Acordam no Supremo Tribunal Administrativo 1.

Relatório FENPROF - FEDERAÇÃO NACIONAL DE PROFESSORES e FNE - FEDERAÇÃO NACIONAL DOS SINDICATOS DA EDUCAÇÃO, interpuseram recurso de revista do acórdão do Tribunal Central Administrativo Sul que negou provimento ao recurso oportunamente interposto da sentença proferida no Tribunal Administrativo e Fiscal do Porto que, na ACÇÃO DE INTIMAÇÃO PARA PROTECÇÃO DE DIREITOS, LIBERDADES E GARANTIAS (com a tramitação prevista nos artigos 109º e seguintes do CPTA) absolveu do pedido o MINISTÉRIO DA EDUCAÇÃO e o MINISTÉRIO DO TRABALHO E DA SOLIDARIEDADE SOCIAL.

A argumentação das recorrentes, no Tribunal Central Administrativo, quanto ao mérito do recurso foi a seguinte : As recorrentes entendem que a sentença de 1ª instância não fez correcta aplicação do direito em matéria de especial delicadeza, por estarem causa situações de limitação dos direitos, liberdades e garantias dos cidadãos, e que os actos dos recorridos ao qualificar a greve de ilícita por ter sido declarada com inobservância da tramitação legal exigida, são ilícitos e violam a Constituição da República Portuguesa (conclusão 1ª, a fls. 143).
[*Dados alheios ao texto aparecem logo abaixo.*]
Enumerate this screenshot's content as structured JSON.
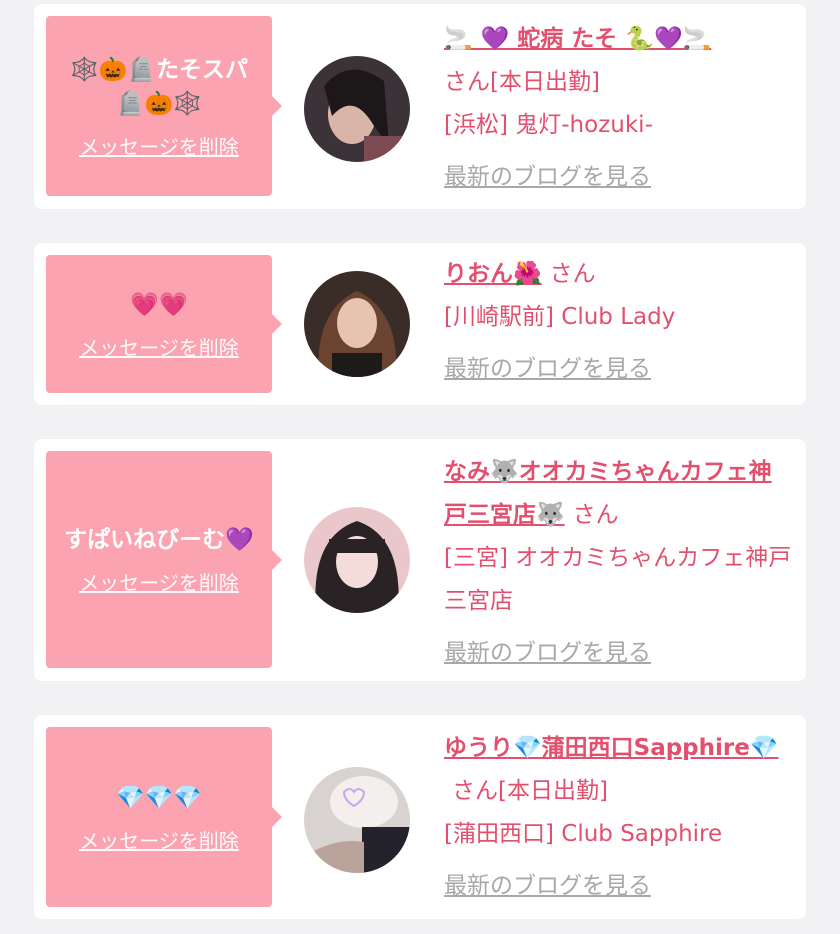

Segundo as recorrentes, o sector do ensino não se enquadra em nenhuma das alíneas do nº 2 do artigo 598º do Código do Trabalho, para efeitos de necessidade do aviso prévio de greve a que alude o nº 2 do artigo 595º do Código do Trabalho (conclusão 4ª).

E o mesmo se deve entender em relação à proposta de serviços mínimos, que só tem de existir quando a greve se realize em empresa ou estabelecimento destinado à satisfação de necessidades sociais impreteríveis (artº 595º nº 3 do Código do Trabalho), sendo certo que o sector de ensino não tipifica este género de necessidades, como aliás já o entendeu, em 1983, o Comité de Peritos da Organização Internacional do Trabalho (conclusões 5ª a 12ª).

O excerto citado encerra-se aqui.